One of the best defenders of classical Marxism was Rubin Gotesky, a young philosophy instructor at Long Island University, who wrote a three-part critique of Hook’s Toward the Understanding of Karl Marx that was published in the New International.53 The essay is remarkable for its lucid and sophisticated restatement of the methodological tenets and doctrinal conclusions of classical Marxist philosophy. Born in Poland in 1906, Gotesky was the son of a labor organizer and joined the Communist Party in New York.54 Discovered reading a book by Trotsky in a library, he was expelled for Trotskyism and joined the CLA in 1931. Yet only two years after completing his thoughtful defense of Marxist principles, Gotesky left the Trotskyists and returned to graduate school at New York University to pursue his doctorate. In a pattern that would become all too familiar, he retained from his Trotskyist experience only an admiration for Trotsky’s “capacity to see what was and is rotten in actual socialist [sic] states.”55 In 1940, when the New York City Board of Higher Education held hearings following the Rapp-Coudert investigation of Communist professors, Gotesky testified for the prosecutors at every single trial as an “expert witness” on the question of the Communist Party’s advocacy of force and violence to overthrow the government.

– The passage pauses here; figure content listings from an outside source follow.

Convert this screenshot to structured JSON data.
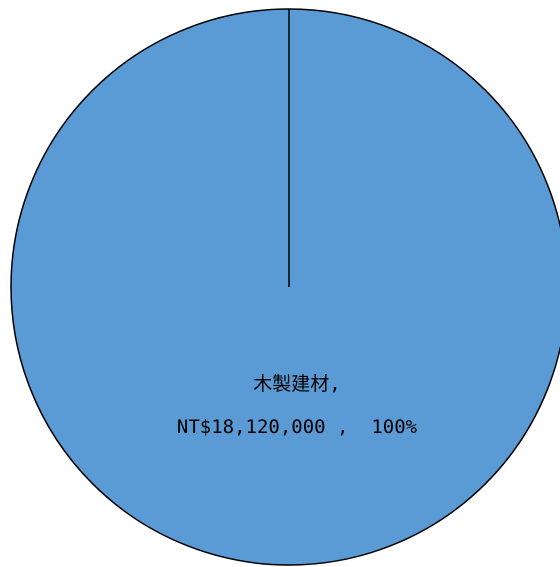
{
  "chart_data": {
    "type": "pie",
    "categories": [
      "木製建材"
    ],
    "values": [
      100
    ],
    "value_labels": [
      "100%"
    ],
    "amounts": [
      18120000
    ],
    "amount_labels": [
      "NT$18,120,000"
    ],
    "colors": [
      "#5b9bd5"
    ]
  }
}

As for the critics of Marxist orthodoxy, at a certain point they simply reached an impasse—their attempt to “modernize” Marxism had become transformed into a full-scale repudiation of the Marxist doctrine and method. Ten years later not a single one of the modernizers or critics of classical Marxism, and scarcely
more than a handful of its defenders, could still be classified as a “Marxist” in any meaningful sense of the term. What had transpired, despite its auspicious beginnings, proved to be an embarrassing dis ruption of the development of Marxist thought in the United States that would leave the indigenous radical movement almost wholly dependent on European thought for stimulation and inspiration in future decades.

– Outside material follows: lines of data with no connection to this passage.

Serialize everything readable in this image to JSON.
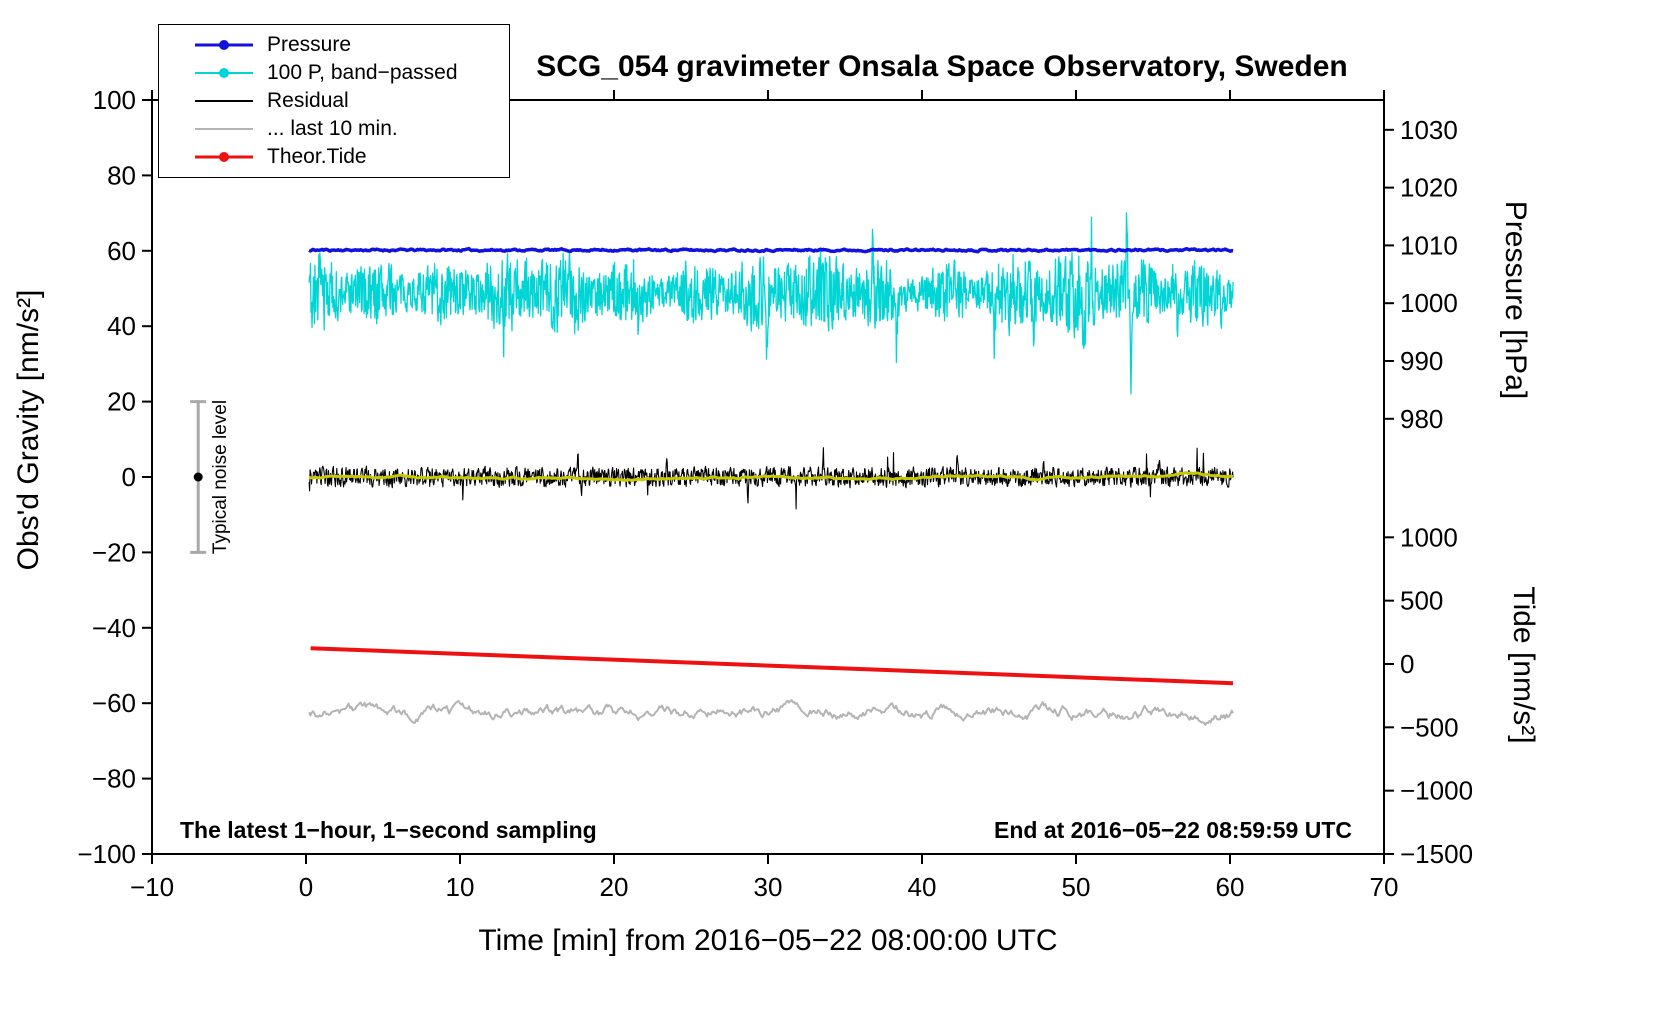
{
  "title": "SCG_054 gravimeter Onsala Space Observatory, Sweden",
  "annotations": {
    "noise_label": "Typical noise level",
    "bottom_left": "The latest 1−hour, 1−second sampling",
    "bottom_right": "End at 2016−05−22 08:59:59 UTC"
  },
  "legend": {
    "items": [
      {
        "label": "Pressure",
        "color": "#1212dd",
        "dot": true,
        "line_width": 3,
        "icon": "pressure-line-swatch"
      },
      {
        "label": "100 P, band−passed",
        "color": "#00d5d5",
        "dot": true,
        "line_width": 2,
        "icon": "bandpassed-line-swatch"
      },
      {
        "label": "Residual",
        "color": "#000000",
        "dot": false,
        "line_width": 2.5,
        "icon": "residual-line-swatch"
      },
      {
        "label": "... last 10 min.",
        "color": "#b4b4b4",
        "dot": false,
        "line_width": 2.5,
        "icon": "last10min-line-swatch"
      },
      {
        "label": "Theor.Tide",
        "color": "#ee1111",
        "dot": true,
        "line_width": 3,
        "icon": "theor-tide-line-swatch"
      }
    ]
  },
  "chart_data": {
    "type": "line",
    "title": "SCG_054 gravimeter Onsala Space Observatory, Sweden",
    "x_axis": {
      "label": "Time [min] from 2016−05−22 08:00:00 UTC",
      "range": [
        -10,
        70
      ],
      "ticks": [
        -10,
        0,
        10,
        20,
        30,
        40,
        50,
        60,
        70
      ]
    },
    "y_left": {
      "label": "Obs'd Gravity [nm/s²]",
      "range": [
        -100,
        100
      ],
      "ticks": [
        100,
        80,
        60,
        40,
        20,
        0,
        -20,
        -40,
        -60,
        -80,
        -100
      ]
    },
    "y_right_pressure": {
      "label": "Pressure [hPa]",
      "ticks": [
        1030,
        1020,
        1010,
        1000,
        990,
        980
      ],
      "gravity_at_1000": 46.1,
      "gravity_per_unit": 1.533
    },
    "y_right_tide": {
      "label": "Tide [nm/s²]",
      "ticks": [
        1000,
        500,
        0,
        -500,
        -1000,
        -1500
      ],
      "gravity_at_0": -49.6,
      "gravity_per_unit": 0.0336
    },
    "noise_bar": {
      "x": -7,
      "y": 0,
      "half_height": 20
    },
    "series": [
      {
        "name": "100 P, band−passed",
        "color": "#00d5d5",
        "axis": "left",
        "style": "noisy",
        "x_range": [
          0.2,
          60.2
        ],
        "baseline": 49,
        "noise_sd": 4.5,
        "smooth": 0.2,
        "amp_mod": [
          0.25,
          0.2
        ],
        "spike_prob": 0.003,
        "spike_amp": 9,
        "spike_neg": 0.8,
        "line_width": 1.3,
        "seed": 7,
        "points_n": 1900,
        "typical_range": [
          38,
          62
        ],
        "extremes": [
          22,
          68
        ],
        "events": [
          {
            "x": 2.1,
            "dy": -8
          },
          {
            "x": 13.4,
            "dy": -9
          },
          {
            "x": 21.6,
            "dy": -9
          },
          {
            "x": 29.9,
            "dy": -11
          },
          {
            "x": 36.8,
            "dy": 9
          },
          {
            "x": 38.35,
            "dy": -16
          },
          {
            "x": 44.7,
            "dy": -12
          },
          {
            "x": 47.2,
            "dy": -13
          },
          {
            "x": 50.5,
            "dy": -10
          },
          {
            "x": 53.3,
            "dy": 17,
            "w": 0.1
          },
          {
            "x": 53.6,
            "dy": -27,
            "w": 0.15
          },
          {
            "x": 56.6,
            "dy": -11
          },
          {
            "x": 59.5,
            "dy": -10
          }
        ]
      },
      {
        "name": "Pressure",
        "color": "#1212dd",
        "axis": "pressure",
        "style": "noisy",
        "x_range": [
          0.2,
          60.2
        ],
        "baseline": 60.2,
        "approx_hPa": 1009.2,
        "noise_sd": 0.15,
        "smooth": 0.6,
        "line_width": 3.5,
        "seed": 11,
        "points_n": 700
      },
      {
        "name": "Residual",
        "color": "#000000",
        "axis": "left",
        "style": "noisy",
        "x_range": [
          0.2,
          60.2
        ],
        "baseline": 0,
        "noise_sd": 1.4,
        "smooth": 0.25,
        "spike_prob": 0.004,
        "spike_amp": 4.5,
        "spike_neg": 0.55,
        "line_width": 1.1,
        "seed": 3,
        "points_n": 1900,
        "events": [
          {
            "x": 10.2,
            "dy": -5,
            "w": 0.08
          },
          {
            "x": 17.65,
            "dy": 8,
            "w": 0.08
          },
          {
            "x": 17.9,
            "dy": -6.5,
            "w": 0.08
          },
          {
            "x": 23.4,
            "dy": 5,
            "w": 0.08
          },
          {
            "x": 28.7,
            "dy": -7.5,
            "w": 0.08
          },
          {
            "x": 33.6,
            "dy": 5.5,
            "w": 0.08
          },
          {
            "x": 42.3,
            "dy": 6,
            "w": 0.08
          },
          {
            "x": 47.9,
            "dy": 5.5,
            "w": 0.08
          },
          {
            "x": 55.4,
            "dy": 5,
            "w": 0.08
          }
        ]
      },
      {
        "name": "Residual smoothed",
        "color": "#c8c800",
        "axis": "left",
        "style": "noisy",
        "x_range": [
          0.2,
          60.2
        ],
        "baseline": 0,
        "noise_sd": 0.45,
        "smooth": 0.97,
        "line_width": 3,
        "seed": 5,
        "points_n": 500
      },
      {
        "name": "... last 10 min.",
        "color": "#b4b4b4",
        "axis": "left",
        "style": "noisy",
        "x_range": [
          0.2,
          60.2
        ],
        "baseline": -62.5,
        "noise_sd": 1.1,
        "smooth": 0.88,
        "line_width": 2,
        "seed": 9,
        "points_n": 700
      },
      {
        "name": "Theor.Tide",
        "color": "#ee1111",
        "axis": "tide",
        "style": "line",
        "line_width": 4,
        "points_gravity": [
          [
            0.3,
            -45.4
          ],
          [
            60.2,
            -54.7
          ]
        ],
        "tide_values_nms2": [
          [
            0.3,
            125
          ],
          [
            60.2,
            -152
          ]
        ]
      }
    ]
  }
}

The problem was not that the participants in the debate had meager intellectual resources or were especially ill-informed, particularly compared with those who made pronouncements on philosophical matters for the official Communist movement, such as V. J. Jerome and Earl Browder. More decisive was that the Marxist culture in which such debates might have flourished was impoverished in the United States because of the same complex historical factors that had retarded working-class self-organization and consciousness.56 In Marxist philosophy there had been no influentual American progenitor of the caliber of Plekhanov in Russia or Labriola in Italy; only the curious figure of William English Walling, whose superficial attempt to combine Marxism and pragmatism was a harbinger of the debates that occurred during the depression years.

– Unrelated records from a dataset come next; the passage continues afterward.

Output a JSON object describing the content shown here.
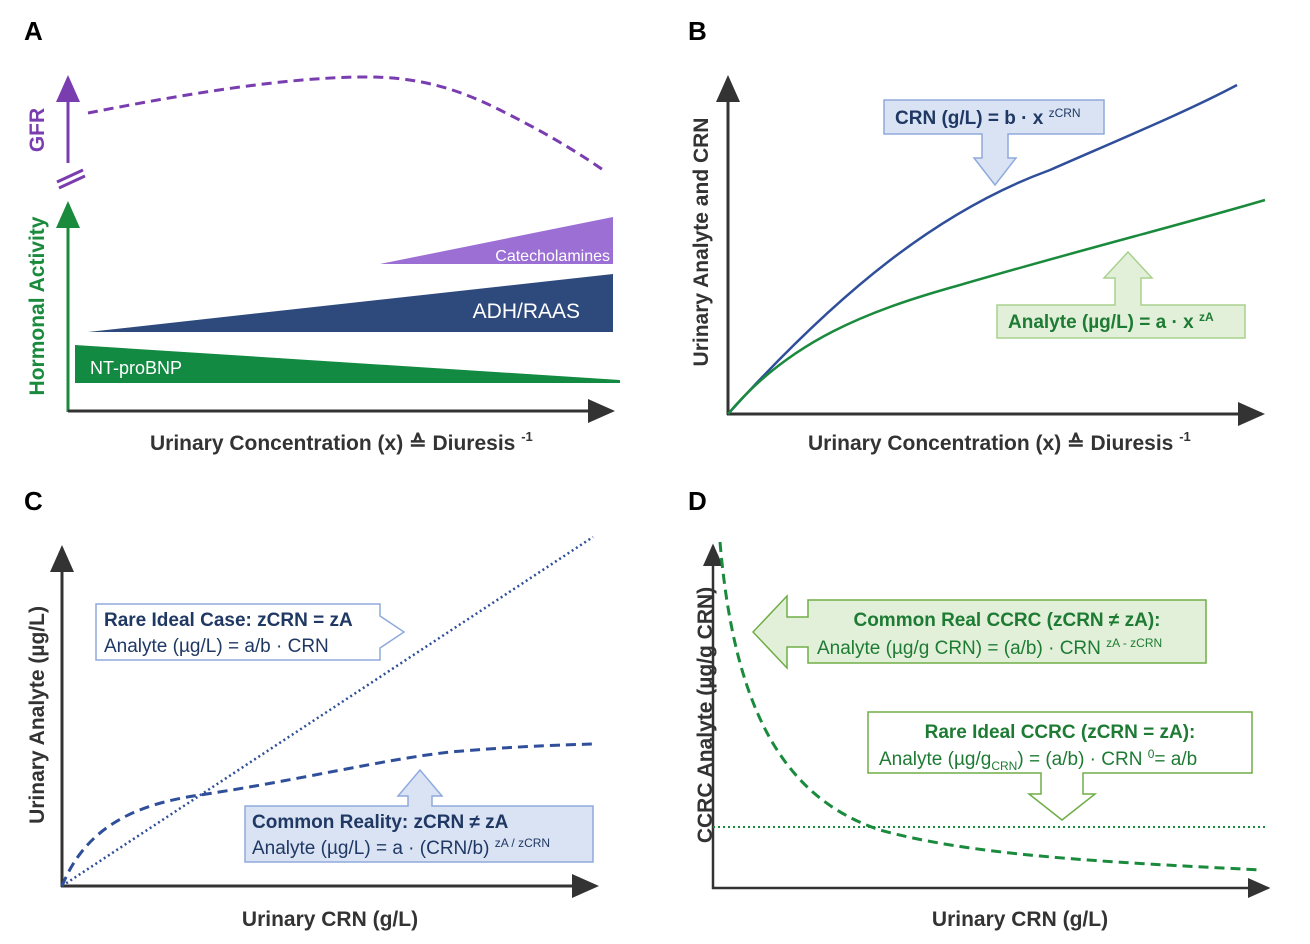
{
  "colors": {
    "purple": "#7a3db0",
    "green": "#1a8a3c",
    "navy": "#2e4a7d",
    "blue": "#2f4f9a",
    "blue_box": "#dae3f3",
    "green_box": "#e2f0d9"
  },
  "panelA": {
    "label": "A",
    "y_upper": "GFR",
    "y_lower": "Hormonal Activity",
    "x_label": "Urinary Concentration (x) ≙ Diuresis",
    "x_label_sup": "-1",
    "catecholamines": "Catecholamines",
    "adh": "ADH/RAAS",
    "ntprobnp": "NT-proBNP"
  },
  "panelB": {
    "label": "B",
    "y_label": "Urinary Analyte and CRN",
    "x_label": "Urinary Concentration (x) ≙ Diuresis",
    "x_label_sup": "-1",
    "crn_eq": "CRN (g/L) = b · x",
    "crn_sup": "zCRN",
    "analyte_eq": "Analyte (µg/L) = a · x",
    "analyte_sup": "zA"
  },
  "panelC": {
    "label": "C",
    "y_label": "Urinary Analyte (µg/L)",
    "x_label": "Urinary CRN (g/L)",
    "ideal_title": "Rare Ideal Case: zCRN = zA",
    "ideal_eq": "Analyte (µg/L) = a/b · CRN",
    "common_title": "Common Reality: zCRN ≠ zA",
    "common_eq": "Analyte (µg/L) = a · (CRN/b)",
    "common_sup": "zA / zCRN"
  },
  "panelD": {
    "label": "D",
    "y_label": "CCRC  Analyte (µg/g CRN)",
    "x_label": "Urinary CRN (g/L)",
    "common_title": "Common Real CCRC (zCRN ≠ zA):",
    "common_eq": "Analyte (µg/g CRN) = (a/b) · CRN",
    "common_sup": "zA - zCRN",
    "ideal_title": "Rare Ideal CCRC (zCRN = zA):",
    "ideal_eq_a": "Analyte (µg/g",
    "ideal_eq_sub": "CRN",
    "ideal_eq_b": ") = (a/b) · CRN",
    "ideal_eq_sup": "0",
    "ideal_eq_c": "= a/b"
  }
}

A complicating factor was that some of the modernizers and critics of classical Marxism in the 1930s were themselves undergoing personal transformations because of rapidly changing events even as they launched their polemics. Consequently, various philosophical positions might inadvertently become instruments of political differentiation, or, more likely, rationales for maintaining arm’s-length relationships with the organized left or abstaining and/or withdrawing from it. What appeared to be a penetrating philosophical insight one moment might become justifiably suspect the next, as a theoretican’s overall position was reworked to rationalize a political shift. Such shifts were almost always to the right although occasionally they were preceded by a brief spurt of left-wing purity.